Besser Kunst zu machen als dumm rumzustehen

Nudeln und ein klarer Gedanke

Ich würde mir eher die Haut vom Körper reißen als Kunst zu machen. Ich reiße mir lieber die Haut vom Leib als Kunst. Ich würde mir eher die Haut vom Leib reißen, als Kunst. Ich mache lieber Kunst, als mir die Haut vom Leibe zu reißen. Ich reiße die Haut vom Körper, um Kunst zu zeigen. Die Haut vom Leib zu reißen ist keine Kunst. Es ist keine Kunst, die Haut vom Körper zu reißen. Körper vom Leib zu reißen, ist der Laib der Kunst. Kunstkörper mit Leib und Seele will ich machen.
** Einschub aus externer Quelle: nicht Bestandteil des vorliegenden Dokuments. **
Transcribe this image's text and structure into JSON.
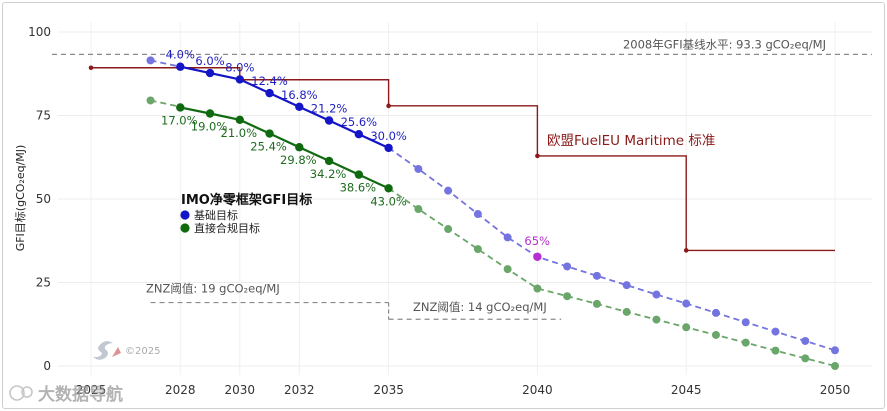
{
  "chart_data": {
    "type": "line",
    "ylabel": "GFI目标(gCO₂eq/MJ)",
    "xlim": [
      2025,
      2050
    ],
    "ylim": [
      0,
      100
    ],
    "x_ticks": [
      "2025",
      "2028",
      "2030",
      "2032",
      "2035",
      "2040",
      "2045",
      "2050"
    ],
    "y_ticks": [
      "0",
      "25",
      "50",
      "75",
      "100"
    ],
    "legend": {
      "title": "IMO净零框架GFI目标",
      "items": [
        {
          "label": "基础目标",
          "color": "#1515c8"
        },
        {
          "label": "直接合规目标",
          "color": "#0f6a0f"
        }
      ]
    },
    "series": [
      {
        "name": "基础目标",
        "color": "#1515c8",
        "x": [
          2028,
          2029,
          2030,
          2031,
          2032,
          2033,
          2034,
          2035
        ],
        "values": [
          89.6,
          87.7,
          85.8,
          81.7,
          77.6,
          73.5,
          69.4,
          65.3
        ],
        "labels": [
          "4.0%",
          "6.0%",
          "8.0%",
          "12.4%",
          "16.8%",
          "21.2%",
          "25.6%",
          "30.0%"
        ]
      },
      {
        "name": "直接合规目标",
        "color": "#0f6a0f",
        "x": [
          2028,
          2029,
          2030,
          2031,
          2032,
          2033,
          2034,
          2035
        ],
        "values": [
          77.4,
          75.6,
          73.7,
          69.6,
          65.5,
          61.4,
          57.3,
          53.2
        ],
        "labels": [
          "17.0%",
          "19.0%",
          "21.0%",
          "25.4%",
          "29.8%",
          "34.2%",
          "38.6%",
          "43.0%"
        ]
      },
      {
        "name": "基础目标(外推)",
        "color": "#7474e0",
        "style": "dashed",
        "x": [
          2027,
          2035,
          2036,
          2037,
          2038,
          2039,
          2040,
          2041,
          2042,
          2043,
          2044,
          2045,
          2046,
          2047,
          2048,
          2049,
          2050
        ],
        "values": [
          91.5,
          65.3,
          59,
          52.5,
          45.5,
          38.5,
          32.7,
          29.8,
          27,
          24.2,
          21.4,
          18.7,
          15.9,
          13.1,
          10.3,
          7.5,
          4.7
        ]
      },
      {
        "name": "直接合规目标(外推)",
        "color": "#6aa66a",
        "style": "dashed",
        "x": [
          2027,
          2035,
          2036,
          2037,
          2038,
          2039,
          2040,
          2041,
          2042,
          2043,
          2044,
          2045,
          2046,
          2047,
          2048,
          2049,
          2050
        ],
        "values": [
          79.5,
          53.2,
          47,
          41,
          35,
          29,
          23.2,
          20.9,
          18.6,
          16.2,
          13.9,
          11.6,
          9.3,
          7,
          4.6,
          2.3,
          0
        ]
      },
      {
        "name": "欧盟FuelEU Maritime 标准",
        "color": "#8b1a1a",
        "style": "step",
        "x": [
          2025,
          2030,
          2035,
          2040,
          2045,
          2050
        ],
        "values": [
          89.3,
          85.7,
          77.9,
          62.9,
          34.6,
          34.6
        ]
      }
    ],
    "highlight": {
      "x": 2040,
      "y": 32.7,
      "label": "65%",
      "color": "#b62fcf"
    },
    "reference_lines": [
      {
        "label": "2008年GFI基线水平: 93.3 gCO₂eq/MJ",
        "y": 93.3
      },
      {
        "label": "ZNZ阈值: 19 gCO₂eq/MJ",
        "y": 19,
        "x_range": [
          2027,
          2035
        ]
      },
      {
        "label": "ZNZ阈值: 14 gCO₂eq/MJ",
        "y": 14,
        "x_range": [
          2035,
          2041
        ]
      }
    ],
    "annotations": {
      "eu_label": "欧盟FuelEU Maritime 标准",
      "watermark": "大数据导航",
      "copyright": "©2025"
    }
  }
}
Es ist keine Kunst, mir geht es um meinen Körper. Dazu brauche ich dich nicht. Ich liebe dich, das ist die Kunst. Ich deute auf die Kunst, aber kann sie nicht sagen. Ich sage dich und deute auf die Kunst. Die Kunst entsteht, wenn ich dich nicht sage. Ich kann dir nicht entsagen, denn du bist die Kunst. Wenn ich ihr entsage, würde ich mich entzweireißen. Ich, du, sie, ihr, das ist noch lange keine Kunst. Also muß ich mir im Geheimen die Haut vom Leib reißen, Denn wen, wenn nicht mich, interessiert Kunst? Ich muß mir doch vor euch nicht die Haut vom Leib reißen, Um zu zeigen, das ist Kunst, und nicht versuchen, euch Zu überzeugen, was ich meine, was Kunst ist. Das was ihr meint, Ist noch lange keine Kunst. Ihr steht bloß drum rum.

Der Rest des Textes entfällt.